Algumas das maiores lições de vida que aprendemos em crianças não foram através dos conselhos chatos dos adultos ou dos ralhetes dos nossos pais, mas sim através dos contos infantis e das suas suaves e subliminares metáforas.
Por mais que a minha mãe me dissesse que os seus conselhos eram para o meu próprio bem, quem me ensinou isso melhor que a Capuchinho Vermelho, que ao desobedecer à mãe ia entregando a sua vida e a da avó ao lobo mau? Quem nos ensinou que é perigoso aceitar coisas de estranhos se não a Branca de Neve? A Cinderela e o Patinho Feio ensinam-nos que de onde vens não interessa, mas sim quem somos… e apesar de em alguns casos a mensagem hoje nos poder parecer algo retorcida, na infância conseguíamos reter o que realmente importa…
Posto isto… qual é a m**da da mensagem da Cigarra e a Formiga?!

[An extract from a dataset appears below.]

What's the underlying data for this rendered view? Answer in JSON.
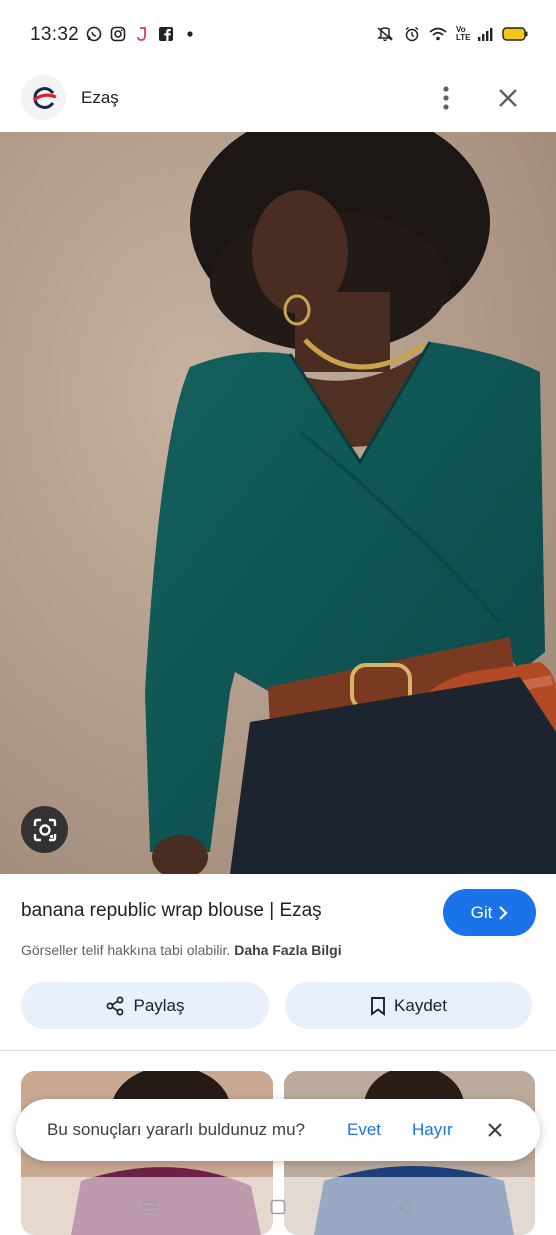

A fútil cigarra só pensa em cantar e é isso que faz o tempo todo, enquanto a laboriosa formiguinha, trabalha incessantemente durante o calor, armazenando comida para o Inverno. Quando finalmente chega o impiedoso frio, a cigarra sem nada que comer vê-se obrigada a pedir ajuda à formiga, que é tão esforçada, que tinha comida de sobra para dois. Por outras palavras: o artista é vagabundo!
Basicamente: enquanto a formiguinha, que era o modelo do que uma pessoa deve ser, honesta e trabalhadora, fazia o que lhe cabia e ainda mais, a vadia da cigarra perdia o seu tempo e o tempo dos outros em cantorias, em vez de arranjar um emprego a sério. Acabou os seus dias a pedir esmola e a viver à custa de quem tanto fez, como a pobre formiguinha, que agora tinha de sustentar artistas.

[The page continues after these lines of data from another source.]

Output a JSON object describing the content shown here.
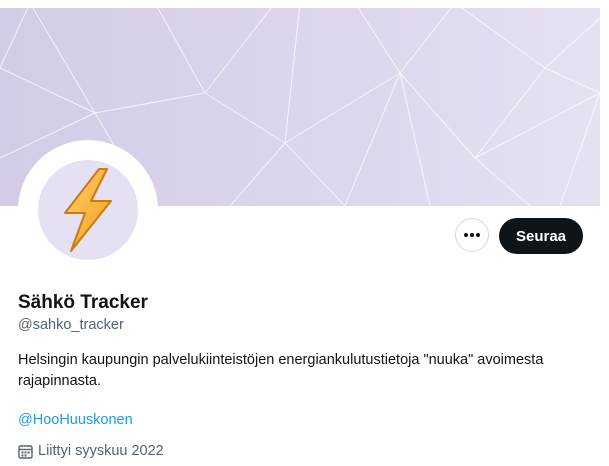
{
  "profile": {
    "display_name": "Sähkö Tracker",
    "handle": "@sahko_tracker",
    "bio": "Helsingin kaupungin palvelukiinteistöjen energiankulutustietoja \"nuuka\" avoimesta rajapinnasta.",
    "mention": "@HooHuuskonen",
    "joined": "Liittyi syyskuu 2022"
  },
  "actions": {
    "follow_label": "Seuraa",
    "more_icon": "more-dots-icon"
  },
  "icons": {
    "avatar": "lightning-bolt-icon",
    "joined": "calendar-icon"
  },
  "colors": {
    "follow_bg": "#0f1419",
    "link": "#1d9bf0",
    "secondary_text": "#536471",
    "banner": "#ddd6ec"
  }
}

Quando é que pareceu razoável a alguém ensinar a uma criança que a arte é uma perda de tempo? Que quando muito deve ser um hobby! Quem foi o génio que achou por bem afirmar que trabalhar para sobreviver é a maior das virtudes da vida? Não há nenhuma outra mensagem neste conto que não esta!
Porque é que desde cedo somos habituados a condenar e a ver como libertinagem a expressão artística em prol de uma vida de trabalho dito “honesto”, “sério”, “seguro”, etc? Porque é que a arte há de ser sempre marginal e marginalizada? E porque é que os artistas não têm os mesmos direitos que outros profissionais?
É por isto que nós artistas temos de receber ares de condescendência sempre que dizemos a nossa profissão. É por isto que tantos pais desencorajam os filhos a entrar para escolas e conservatórios de arte, mesmo sendo claramente essa a sua vocação, preferindo que vivam frustrados num trabalho seguro e aborrecido como eles próprios tiveram. É por isto que não oferecemos qualquer tipo de segurança aos artistas.
Em nenhum ponto do conto se falam em virtudes da cigarra! Cantava bem? Entretinha a formiga? Sobretudo: cantar não podia ser o trabalho dela? Não ganhava nada por issso? Parece-me justo que se a esteve a entreter a formiga durante todo o Verão, deva ter alguns dividendos disso.
Talvez a mensagem correcta deste conto deva ser: sigam o exemplo da formiga que paga aos artistas e lhes reconhece o valor.